Die «Mosquito Scouts» sind die Heldinnen und Helden des Alltags

In Malindi, Kenia, konnte die Malaria effektiv zurückgedrängt werden. Einen grossen Anteil daran haben «Mosquito Scouts» wie Riziki Ramadhan.

 

Heute wird sie Mosquito-Doktor genannt: Riziki Ramadhan (rechts) sucht mit einer Kollegin eine Zisterne nach Mückenlavrven ab.

Peter Lüthi, Biovision-Projektreporter

Riziki Ramadhan aus Malindi ist eine Heldin des Alltags, wie alle ihre Kolleginnen und Kollegen der lokalen NGO PUMMA. Sie sind «Mosquito Scouts» und trugen damit massgeblich dazu bei, dass die Menschen in der Region weitgehend von der Geissel der Malaria befreit wurden. Mosquito Scouts klären die Bevölkerung über die Ursachen und den Schutz vor Malaria auf und sorgen dafür, dass die umweltfreundlichen Massahmen zur Bekämpfung der krankheitsübertragenden Mücken umgesetzt werden. Jeder Scout ist verantwortlich für ein Gebiet von einem Quadratkilometer. Hier spüren sie auf ihren wöchentlichen Kontrollgängen potenzielle Brutstätten von Malariamücken auf. Sie nehmen Wasserproben und prüfen, ob diese Mückenlarven enthalten. Die Lage der Brutstelle und die Anzahl der Larven werden minutiös beschrieben und an die Insektenspezialisten vom Kenya Medical Research Institute (KEMRI) weitergegeben. Zusammen mit den Daten über Krankheitsfälle der Gesundheitsbehörden können die Forscher des KEMRI das Mückenvorkommen und die Verbreitung der Krankheit überwachen.

In einer Zisterne in Malindi Town hatte Riziki Ramadhan Mückenlarven gefunden. Seither deckt die Besitzerin den Brunnen in ihrem Garten konsequent ab. Das Wasser wird von Spezialisten regelmässig mit umweltfreundlichem Bti (Bacillus thuringiensis israelensis) behandelt. Dabei handelt es sich um Bakterien, die von den Moskitolarven verzehrt werden. Die Bazillen zerstören den Darmtrakt der Insekten, woran diese verenden. Bti wirkt sehr spezifisch gegen Malariamücken, ist aber für andere Organismen harmlos. Entscheidend für den Rückgang der Malaria im Malindi Subcounty ist insbesondere auch die Verteilung von Bettnetzen sowie deren richtiger und konsequenter Gebrauch. Dazu lag die Schwelle anfangs hoch. «Viele Menschen weigerten sich, unter den weissen Netzen zu schlafen, weil diese sehr ähnlich aussehen wie die Tücher, mit welchen man hier die Toten bedeckt», erklärt Riziki. «Es brauchte sehr viel Geduld und Überzeugungskraft, um die Widerstände zu überwinden.»

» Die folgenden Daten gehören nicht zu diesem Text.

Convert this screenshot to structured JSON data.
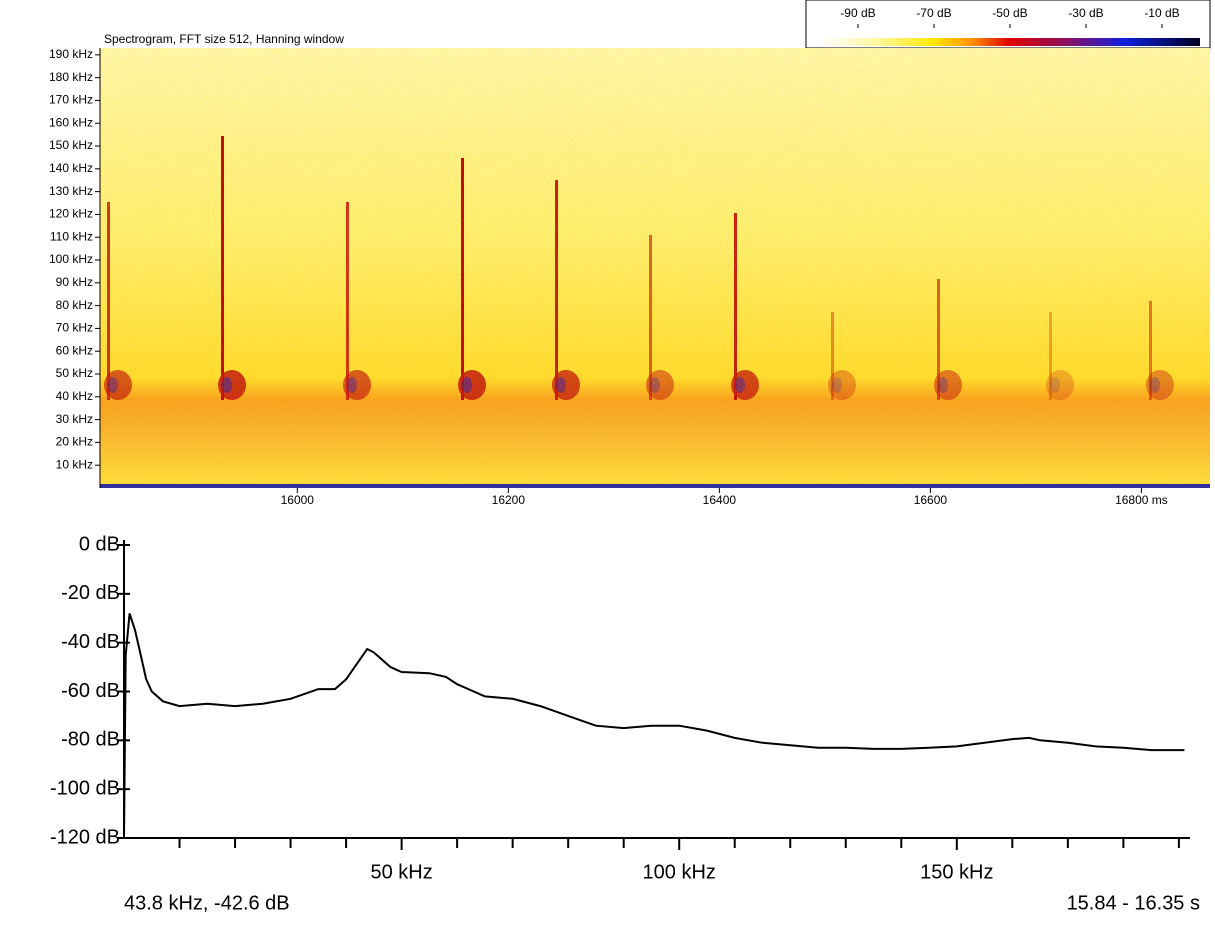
{
  "chart_data": [
    {
      "type": "spectrogram",
      "title": "Spectrogram, FFT size 512, Hanning window",
      "xlim": [
        15813,
        16865
      ],
      "xticks": [
        16000,
        16200,
        16400,
        16600,
        {
          "value": 16800,
          "label": "16800 ms"
        }
      ],
      "ylim": [
        0,
        193
      ],
      "yticks": [
        {
          "value": 10,
          "label": "10 kHz"
        },
        {
          "value": 20,
          "label": "20 kHz"
        },
        {
          "value": 30,
          "label": "30 kHz"
        },
        {
          "value": 40,
          "label": "40 kHz"
        },
        {
          "value": 50,
          "label": "50 kHz"
        },
        {
          "value": 60,
          "label": "60 kHz"
        },
        {
          "value": 70,
          "label": "70 kHz"
        },
        {
          "value": 80,
          "label": "80 kHz"
        },
        {
          "value": 90,
          "label": "90 kHz"
        },
        {
          "value": 100,
          "label": "100 kHz"
        },
        {
          "value": 110,
          "label": "110 kHz"
        },
        {
          "value": 120,
          "label": "120 kHz"
        },
        {
          "value": 130,
          "label": "130 kHz"
        },
        {
          "value": 140,
          "label": "140 kHz"
        },
        {
          "value": 150,
          "label": "150 kHz"
        },
        {
          "value": 160,
          "label": "160 kHz"
        },
        {
          "value": 170,
          "label": "170 kHz"
        },
        {
          "value": 180,
          "label": "180 kHz"
        },
        {
          "value": 190,
          "label": "190 kHz"
        }
      ],
      "colorbar": {
        "clim": [
          -100,
          0
        ],
        "ticks": [
          {
            "value": -90,
            "label": "-90 dB"
          },
          {
            "value": -70,
            "label": "-70 dB"
          },
          {
            "value": -50,
            "label": "-50 dB"
          },
          {
            "value": -30,
            "label": "-30 dB"
          },
          {
            "value": -10,
            "label": "-10 dB"
          }
        ],
        "stops": [
          {
            "value": -100,
            "color": "#ffffff"
          },
          {
            "value": -85,
            "color": "#fff7a0"
          },
          {
            "value": -70,
            "color": "#ffe800"
          },
          {
            "value": -60,
            "color": "#ff9000"
          },
          {
            "value": -50,
            "color": "#e00000"
          },
          {
            "value": -35,
            "color": "#8a1060"
          },
          {
            "value": -20,
            "color": "#1020e0"
          },
          {
            "value": 0,
            "color": "#000020"
          }
        ]
      }
    },
    {
      "type": "line",
      "color": "#000000",
      "xlim": [
        0,
        192
      ],
      "ylim": [
        -120,
        0
      ],
      "xticks": [
        {
          "value": 50,
          "label": "50 kHz"
        },
        {
          "value": 100,
          "label": "100 kHz"
        },
        {
          "value": 150,
          "label": "150 kHz"
        }
      ],
      "xminor_ticks": [
        10,
        20,
        30,
        40,
        60,
        70,
        80,
        90,
        110,
        120,
        130,
        140,
        160,
        170,
        180,
        190
      ],
      "yticks": [
        {
          "value": 0,
          "label": "0 dB"
        },
        {
          "value": -20,
          "label": "-20 dB"
        },
        {
          "value": -40,
          "label": "-40 dB"
        },
        {
          "value": -60,
          "label": "-60 dB"
        },
        {
          "value": -80,
          "label": "-80 dB"
        },
        {
          "value": -100,
          "label": "-100 dB"
        },
        {
          "value": -120,
          "label": "-120 dB"
        }
      ],
      "x": [
        0,
        0.3,
        1,
        2,
        3,
        4,
        5,
        7,
        10,
        15,
        20,
        25,
        30,
        35,
        38,
        40,
        43.8,
        45,
        48,
        50,
        55,
        58,
        60,
        63,
        65,
        70,
        75,
        80,
        85,
        90,
        95,
        100,
        105,
        110,
        115,
        120,
        125,
        130,
        135,
        140,
        145,
        150,
        155,
        160,
        163,
        165,
        170,
        175,
        180,
        185,
        191
      ],
      "values": [
        -120,
        -45,
        -28,
        -35,
        -45,
        -55,
        -60,
        -64,
        -66,
        -65,
        -66,
        -65,
        -63,
        -59,
        -59,
        -55,
        -42.6,
        -44,
        -50,
        -52,
        -52.5,
        -54,
        -57,
        -60,
        -62,
        -63,
        -66,
        -70,
        -74,
        -75,
        -74,
        -74,
        -76,
        -79,
        -81,
        -82,
        -83,
        -83,
        -83.5,
        -83.5,
        -83,
        -82.5,
        -81,
        -79.5,
        -79,
        -80,
        -81,
        -82.5,
        -83,
        -84,
        -84
      ]
    }
  ],
  "status": {
    "cursor": "43.8 kHz, -42.6 dB",
    "range": "15.84 - 16.35 s"
  }
}
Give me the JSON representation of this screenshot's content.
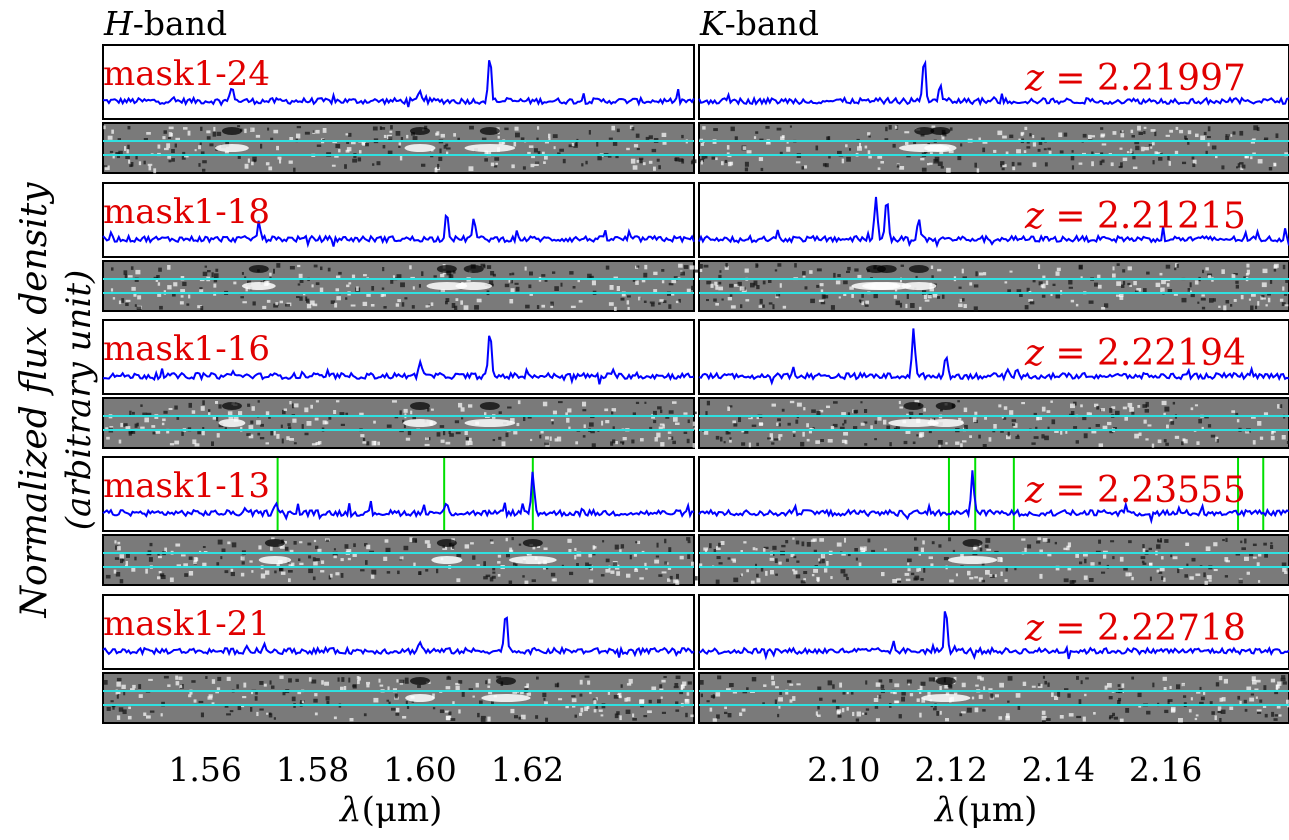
{
  "bands": {
    "h": {
      "prefix": "H",
      "suffix": "-band"
    },
    "k": {
      "prefix": "K",
      "suffix": "-band"
    }
  },
  "ylabel": {
    "line1": "Normalized flux density",
    "line2": "(arbitrary unit)"
  },
  "xlabel": {
    "lambda": "λ",
    "unit": "(μm)"
  },
  "colors": {
    "spectrum": "#0000ff",
    "label": "#e00000",
    "line_marker": "#00e000",
    "aperture": "#30e0e0",
    "frame": "#000000"
  },
  "chart_data": [
    {
      "type": "line",
      "panel": "H-band",
      "xlabel": "λ(μm)",
      "xticks": [
        1.56,
        1.58,
        1.6,
        1.62
      ],
      "xlim": [
        1.541,
        1.651
      ],
      "series": [
        {
          "name": "mask1-24",
          "emission_peaks": [
            {
              "x": 1.565,
              "y": 0.35
            },
            {
              "x": 1.6,
              "y": 0.25
            },
            {
              "x": 1.613,
              "y": 0.95
            }
          ]
        },
        {
          "name": "mask1-18",
          "emission_peaks": [
            {
              "x": 1.57,
              "y": 0.35
            },
            {
              "x": 1.605,
              "y": 0.6
            },
            {
              "x": 1.61,
              "y": 0.45
            }
          ]
        },
        {
          "name": "mask1-16",
          "emission_peaks": [
            {
              "x": 1.565,
              "y": 0.1
            },
            {
              "x": 1.6,
              "y": 0.35
            },
            {
              "x": 1.613,
              "y": 0.95
            }
          ]
        },
        {
          "name": "mask1-13",
          "emission_peaks": [
            {
              "x": 1.573,
              "y": 0.3
            },
            {
              "x": 1.605,
              "y": 0.25
            },
            {
              "x": 1.621,
              "y": 0.85
            }
          ],
          "line_markers": [
            1.5735,
            1.6045,
            1.621
          ]
        },
        {
          "name": "mask1-21",
          "emission_peaks": [
            {
              "x": 1.6,
              "y": 0.2
            },
            {
              "x": 1.616,
              "y": 0.9
            }
          ]
        }
      ]
    },
    {
      "type": "line",
      "panel": "K-band",
      "xlabel": "λ(μm)",
      "xticks": [
        2.1,
        2.12,
        2.14,
        2.16
      ],
      "xlim": [
        2.073,
        2.183
      ],
      "series": [
        {
          "name": "z = 2.21997",
          "emission_peaks": [
            {
              "x": 2.115,
              "y": 0.95
            },
            {
              "x": 2.118,
              "y": 0.3
            }
          ]
        },
        {
          "name": "z = 2.21215",
          "emission_peaks": [
            {
              "x": 2.106,
              "y": 0.9
            },
            {
              "x": 2.108,
              "y": 0.9
            },
            {
              "x": 2.114,
              "y": 0.4
            }
          ]
        },
        {
          "name": "z = 2.22194",
          "emission_peaks": [
            {
              "x": 2.113,
              "y": 0.95
            },
            {
              "x": 2.119,
              "y": 0.45
            }
          ]
        },
        {
          "name": "z = 2.23555",
          "emission_peaks": [
            {
              "x": 2.124,
              "y": 0.9
            }
          ],
          "line_markers": [
            2.1196,
            2.1245,
            2.1317,
            2.1735,
            2.1782
          ]
        },
        {
          "name": "z = 2.22718",
          "emission_peaks": [
            {
              "x": 2.119,
              "y": 0.9
            }
          ]
        }
      ]
    }
  ],
  "panels": [
    {
      "mask": "mask1-24",
      "z_eq": "= 2.21997"
    },
    {
      "mask": "mask1-18",
      "z_eq": "= 2.21215"
    },
    {
      "mask": "mask1-16",
      "z_eq": "= 2.22194"
    },
    {
      "mask": "mask1-13",
      "z_eq": "= 2.23555"
    },
    {
      "mask": "mask1-21",
      "z_eq": "= 2.22718"
    }
  ],
  "z_symbol": "z"
}
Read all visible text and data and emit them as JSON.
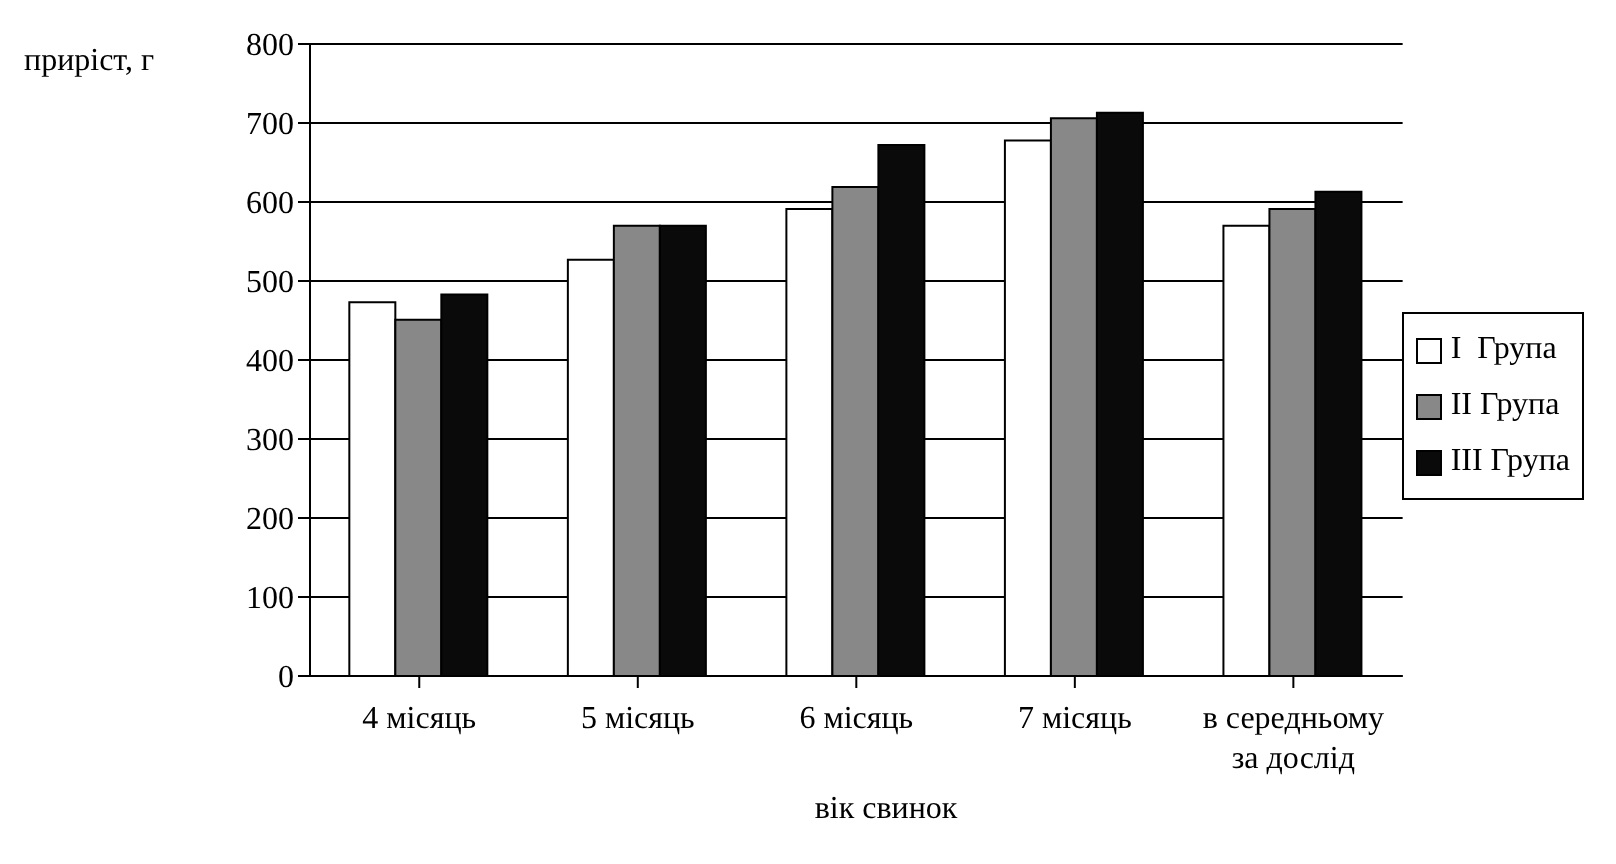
{
  "chart_data": {
    "type": "bar",
    "ylabel": "приріст, г",
    "xlabel": "вік свинок",
    "categories": [
      "4 місяць",
      "5 місяць",
      "6 місяць",
      "7 місяць",
      "в середньому за дослід"
    ],
    "series": [
      {
        "name": "I  Група",
        "color": "#ffffff",
        "values": [
          473,
          527,
          591,
          678,
          570
        ]
      },
      {
        "name": "II Група",
        "color": "#888888",
        "values": [
          451,
          570,
          619,
          706,
          591
        ]
      },
      {
        "name": "III Група",
        "color": "#0a0a0a",
        "values": [
          483,
          570,
          672,
          713,
          613
        ]
      }
    ],
    "ylim": [
      0,
      800
    ],
    "yticks": [
      0,
      100,
      200,
      300,
      400,
      500,
      600,
      700,
      800
    ],
    "grid": "y",
    "legend": "right"
  }
}
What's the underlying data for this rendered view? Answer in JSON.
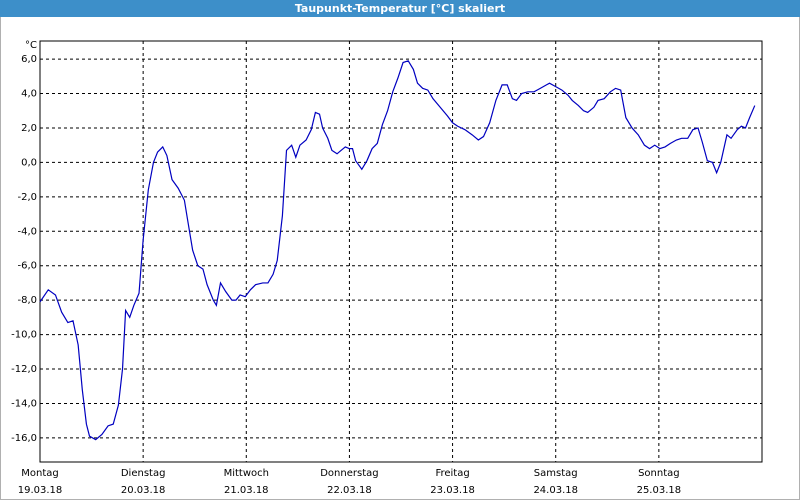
{
  "chart_data": {
    "type": "line",
    "title": "Taupunkt-Temperatur [°C] skaliert",
    "y_unit": "°C",
    "color": "#0000c0",
    "grid": true,
    "xlim": [
      0,
      7
    ],
    "ylim": [
      -17.4,
      7.05
    ],
    "xticks": [
      {
        "value": 0,
        "label": "Montag",
        "date": "19.03.18"
      },
      {
        "value": 1,
        "label": "Dienstag",
        "date": "20.03.18"
      },
      {
        "value": 2,
        "label": "Mittwoch",
        "date": "21.03.18"
      },
      {
        "value": 3,
        "label": "Donnerstag",
        "date": "22.03.18"
      },
      {
        "value": 4,
        "label": "Freitag",
        "date": "23.03.18"
      },
      {
        "value": 5,
        "label": "Samstag",
        "date": "24.03.18"
      },
      {
        "value": 6,
        "label": "Sonntag",
        "date": "25.03.18"
      }
    ],
    "yticks": [
      {
        "value": 6,
        "label": "6,0"
      },
      {
        "value": 4,
        "label": "4,0"
      },
      {
        "value": 2,
        "label": "2,0"
      },
      {
        "value": 0,
        "label": "0,0"
      },
      {
        "value": -2,
        "label": "-2,0"
      },
      {
        "value": -4,
        "label": "-4,0"
      },
      {
        "value": -6,
        "label": "-6,0"
      },
      {
        "value": -8,
        "label": "-8,0"
      },
      {
        "value": -10,
        "label": "-10,0"
      },
      {
        "value": -12,
        "label": "-12,0"
      },
      {
        "value": -14,
        "label": "-14,0"
      },
      {
        "value": -16,
        "label": "-16,0"
      }
    ],
    "x": [
      0,
      0.08,
      0.15,
      0.21,
      0.27,
      0.32,
      0.37,
      0.41,
      0.45,
      0.48,
      0.54,
      0.6,
      0.66,
      0.71,
      0.76,
      0.8,
      0.83,
      0.87,
      0.91,
      0.96,
      1.0,
      1.05,
      1.1,
      1.14,
      1.19,
      1.23,
      1.28,
      1.34,
      1.4,
      1.43,
      1.48,
      1.53,
      1.58,
      1.62,
      1.68,
      1.71,
      1.75,
      1.8,
      1.86,
      1.9,
      1.94,
      1.99,
      2.04,
      2.09,
      2.16,
      2.21,
      2.26,
      2.3,
      2.35,
      2.39,
      2.44,
      2.48,
      2.52,
      2.58,
      2.63,
      2.67,
      2.71,
      2.74,
      2.79,
      2.83,
      2.88,
      2.92,
      2.96,
      3.0,
      3.03,
      3.06,
      3.12,
      3.17,
      3.22,
      3.27,
      3.32,
      3.37,
      3.42,
      3.47,
      3.52,
      3.57,
      3.62,
      3.66,
      3.71,
      3.76,
      3.81,
      3.88,
      3.95,
      4.0,
      4.05,
      4.12,
      4.19,
      4.25,
      4.3,
      4.36,
      4.42,
      4.48,
      4.53,
      4.58,
      4.62,
      4.67,
      4.73,
      4.79,
      4.85,
      4.91,
      4.94,
      5.0,
      5.06,
      5.12,
      5.16,
      5.22,
      5.27,
      5.31,
      5.37,
      5.41,
      5.47,
      5.53,
      5.58,
      5.63,
      5.68,
      5.74,
      5.8,
      5.86,
      5.91,
      5.96,
      6.01,
      6.06,
      6.11,
      6.17,
      6.22,
      6.28,
      6.33,
      6.38,
      6.42,
      6.47,
      6.52,
      6.56,
      6.6,
      6.66,
      6.7,
      6.76,
      6.8,
      6.84,
      6.88,
      6.93
    ],
    "values": [
      -8.1,
      -7.4,
      -7.7,
      -8.7,
      -9.3,
      -9.2,
      -10.6,
      -13.2,
      -15.2,
      -15.9,
      -16.1,
      -15.8,
      -15.3,
      -15.2,
      -14.1,
      -12.0,
      -8.6,
      -9.0,
      -8.3,
      -7.6,
      -4.5,
      -1.6,
      0.0,
      0.6,
      0.9,
      0.4,
      -1.0,
      -1.5,
      -2.2,
      -3.3,
      -5.1,
      -6.0,
      -6.2,
      -7.1,
      -8.0,
      -8.3,
      -7.0,
      -7.5,
      -8.0,
      -8.0,
      -7.7,
      -7.8,
      -7.4,
      -7.1,
      -7.0,
      -7.0,
      -6.5,
      -5.7,
      -3.1,
      0.7,
      1.0,
      0.3,
      1.0,
      1.3,
      1.9,
      2.9,
      2.8,
      2.0,
      1.4,
      0.7,
      0.5,
      0.7,
      0.9,
      0.8,
      0.8,
      0.1,
      -0.4,
      0.1,
      0.8,
      1.1,
      2.2,
      3.0,
      4.1,
      4.9,
      5.8,
      5.9,
      5.4,
      4.6,
      4.3,
      4.2,
      3.7,
      3.2,
      2.7,
      2.3,
      2.1,
      1.9,
      1.6,
      1.3,
      1.5,
      2.3,
      3.6,
      4.5,
      4.5,
      3.7,
      3.6,
      4.0,
      4.1,
      4.1,
      4.3,
      4.5,
      4.6,
      4.4,
      4.2,
      3.9,
      3.6,
      3.3,
      3.0,
      2.9,
      3.2,
      3.6,
      3.7,
      4.1,
      4.3,
      4.2,
      2.6,
      2.0,
      1.6,
      1.0,
      0.8,
      1.0,
      0.8,
      0.9,
      1.1,
      1.3,
      1.4,
      1.4,
      1.9,
      2.0,
      1.2,
      0.1,
      0.0,
      -0.6,
      0.0,
      1.6,
      1.4,
      1.9,
      2.1,
      2.0,
      2.6,
      3.3
    ]
  }
}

Der Durchbruch gelang schliesslich, als die Scouts blaue oder grüne Netze zur Abgabe erhielten. Dank ihrem breiten Wissen und dem spürbaren Rückgang sowohl der Mücken als auch der Malaria konnten sie den Respekt und das Vertrauen der Menschen erlangen. «Heute nennt man mich Mosquito-Doktor», lächelt Riziki Ramadhan sichtlich stolz. Die Scouts arbeiten ehrenamtlich gegen Spesenentschädigung, obwohl sie nicht auf Rosen gebettet sind. Riziki Ramadhan etwa hielt ihre Kinder und ihren arbeitslosen Ehemann mit der Produktion und dem Strassenverkauf von Backwaren über Wasser. Heute verhilft ihr die breite Erfahrung im Umgang mit der Bevölkerung auch zu bezahlten Aufträgen. So wird sie etwa von anderen NGOs und den Behörden temporär für Sensibilisierungskampagnen gegen HIV/ AIDS und Tuberkulose, aber auch zur Verminderung häuslicher Gewalt eingesetzt.